Explanation: Strategic alignment connects IT investment to enterprise goals. Governance should require a clear business rationale and value measure.


Question 9

Topic: portfolio oversight

A portfolio contains many small projects that individually look useful but collectively exceed budget and capacity. What is the governance issue?

  • A. Portfolio prioritization, dependency, capacity, and value oversight are weak
  • B. Small projects never need governance
  • C. Budgets are irrelevant
  • D. Capacity should be ignored

Best answer: A

Explanation: Portfolio governance considers the whole set of investments.
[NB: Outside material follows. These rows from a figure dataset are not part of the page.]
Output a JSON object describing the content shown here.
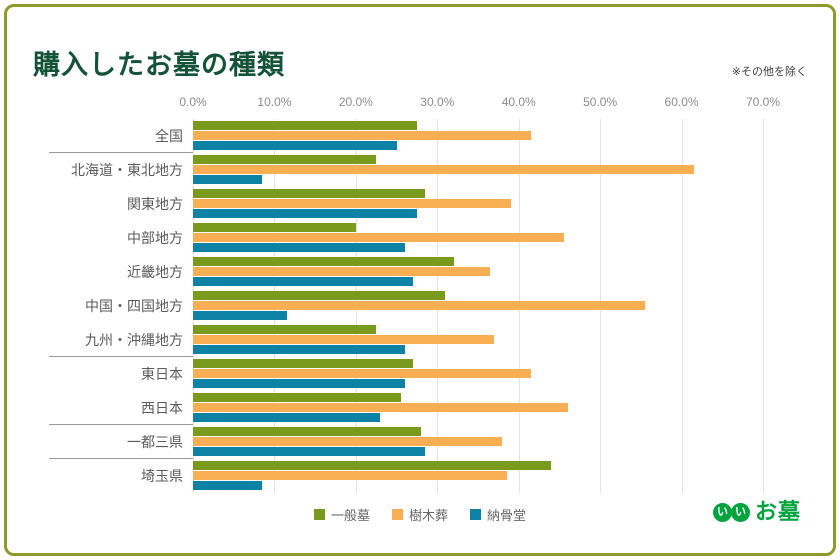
{
  "header": {
    "title": "購入したお墓の種類",
    "note": "※その他を除く"
  },
  "chart_data": {
    "type": "bar",
    "orientation": "horizontal",
    "unit": "%",
    "xlim": [
      0,
      70
    ],
    "grid": true,
    "legend_position": "bottom",
    "axis_ticks": [
      "0.0%",
      "10.0%",
      "20.0%",
      "30.0%",
      "40.0%",
      "50.0%",
      "60.0%",
      "70.0%"
    ],
    "categories": [
      "全国",
      "北海道・東北地方",
      "関東地方",
      "中部地方",
      "近畿地方",
      "中国・四国地方",
      "九州・沖縄地方",
      "東日本",
      "西日本",
      "一都三県",
      "埼玉県"
    ],
    "series": [
      {
        "name": "一般墓",
        "color": "#7A9A1D",
        "values": [
          27.5,
          22.5,
          28.5,
          20.0,
          32.0,
          31.0,
          22.5,
          27.0,
          25.5,
          28.0,
          44.0
        ]
      },
      {
        "name": "樹木葬",
        "color": "#F8AF53",
        "values": [
          41.5,
          61.5,
          39.0,
          45.5,
          36.5,
          55.5,
          37.0,
          41.5,
          46.0,
          38.0,
          38.5
        ]
      },
      {
        "name": "納骨堂",
        "color": "#0E82A5",
        "values": [
          25.0,
          8.5,
          27.5,
          26.0,
          27.0,
          11.5,
          26.0,
          26.0,
          23.0,
          28.5,
          8.5
        ]
      }
    ],
    "separators_after": [
      0,
      6,
      8,
      9
    ]
  },
  "footer": {
    "logo": {
      "circle_char": "い",
      "text": "お墓",
      "color": "#00A33E"
    }
  },
  "colors": {
    "card_border": "#8C9B2B",
    "title_text": "#14523A",
    "gridline": "#E4E4E4",
    "axis_text": "#8C8C8C",
    "category_text": "#5B5B5B"
  }
}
Capacity, dependencies, budget, risk, and value must be managed across the portfolio.


Question 10

Topic: stakeholder reporting

Executive reports show green status even though business users report poor adoption. What should governance challenge?

  • A. The use of any status colour
  • B. Whether performance reporting includes adoption, business outcomes, and stakeholder evidence
  • C. Whether users should be excluded from reporting
  • D. Whether the project can close with no benefit evidence

Best answer: B

Explanation: Governance reporting should reflect reality. Adoption and stakeholder outcomes are important value indicators, not noise.


Question 11

Topic: policy oversight

An IT policy exists but exceptions are approved informally and never reviewed. What should governance require?

  • A. More informal approvals
  • B. Deleting the policy
  • C. Ignoring exceptions
  • D. A formal exception process with ownership, risk evaluation, approval, expiry, and monitoring

Best answer: D

Explanation: Governance should ensure exceptions are controlled and transparent. Unreviewed exceptions can undermine policy and risk appetite.


Question 12

Topic: continuous improvement

A governance committee receives repeated audit findings about weak project benefit tracking. What is the best governance response?

  • A. Stop receiving audit reports
  • B. Ask audit to lower expectations
  • C. Require corrective action, ownership, timeline, and follow-up reporting for benefit tracking
  • D. Close the findings without action

Best answer: C

Explanation: Governance should act on repeated findings by requiring accountable remediation and follow-up, not by ignoring assurance feedback.

CGEIT quick checklist

AreaWhat to check
AccountabilityIdentify who owns decisions, outcomes, risks, resources, and benefits.
ValueConnect IT investments to measurable business outcomes.
OversightUse metrics that show risk, performance, adoption, and benefit realization.
ScopeChoose governance action, not operational task execution.